ABSTRACT: This paper analyzes competitive pricing policies by multiproduct firms facing heterogeneous buying patterns. We show that cross-subsidization arises when firms have comparative advantages on different products but are equally efficient overall: Firms earn a profit from multi-stop shoppers by charging positive margins on their strong products but, as price competition for one-stop shoppers drives total margins down to zero, they price weaker products below cost. Banning below-cost pricing leads to higher profits and higher prices for one-stop shoppers, and may reduce consumer surplus as well as total social welfare.
Monday, April 14, 2014
Orley C. Ashenfelter (Princeton), Daniel Hosken (FTC), and Matthew C. Weinberg (Drexel) ask Did Robert Bork Understate the Competitive Impact of Mergers? Evidence from Consummated Mergers.
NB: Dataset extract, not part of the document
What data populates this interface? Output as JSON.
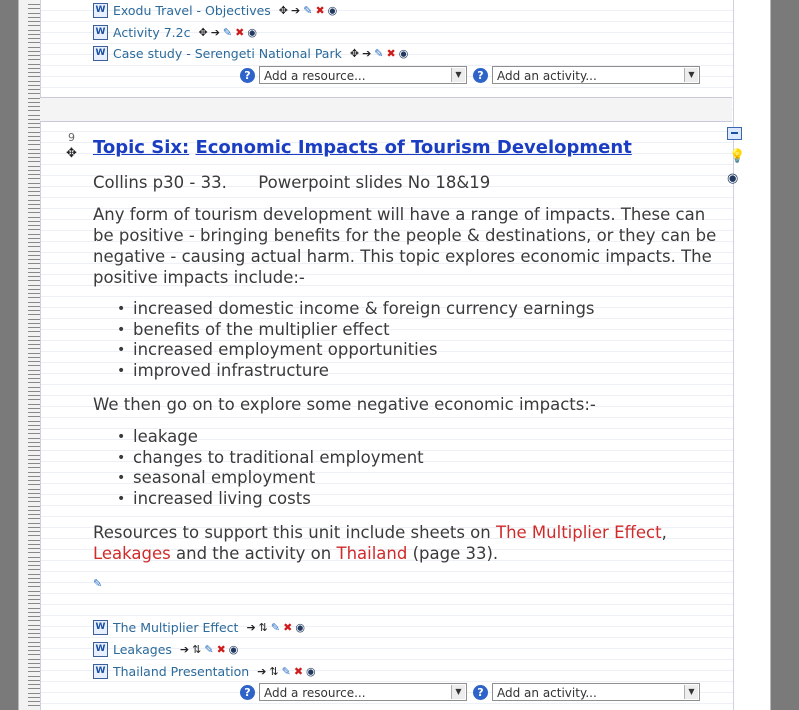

ABSTRACT: In The Antitrust Paradox, Robert Bork viewed most mergers as either competitively neutral or efficiency enhancing. In his view, only mergers creating a dominant firm or monopoly were likely to harm consumers. Bork was especially skeptical of oligopoly concerns resulting from mergers. In this paper, we provide a critique of Bork’s views on merger policy from The Antitrust Paradox. Many of Bork’s recommendations have been implemented over time and have improved merger analysis. Bork’s proposed horizontal merger policy, however, was too permissive. In particular, the empirical record shows that mergers in oligopolistic markets can raise consumer prices.
Gary Biglaiser (University of North Carolina, Chapel Hill), Jacques Cremer Toulouse School of Economics (GREMAQ, CNRS and IDEI), and Gergely Dobos European Commission,(DG Competition) examine Heterogenous switching costs.
ABSTRACT: We consider a simple two period model where consumers have different switching costs. Before the market opens, there was an incumbent who sold to all consumers. We identify the equilibrium both with Stackelberg and Bertrand competition and show how the presence of low switching cost consumers benefits the incumbent, despite the fact that it never sells to any of them.
Itai Rabinovici (DG Competition) analyzes The Application of EU Competition Rules in the Transport Sector.
ABSTRACT: The major legislative development in 2013 was the adoption of the Commission's proposal for a fourth railway package. Air transport was the focus of competition enforcement with the adoption of a commitments decision and three major merger decisions.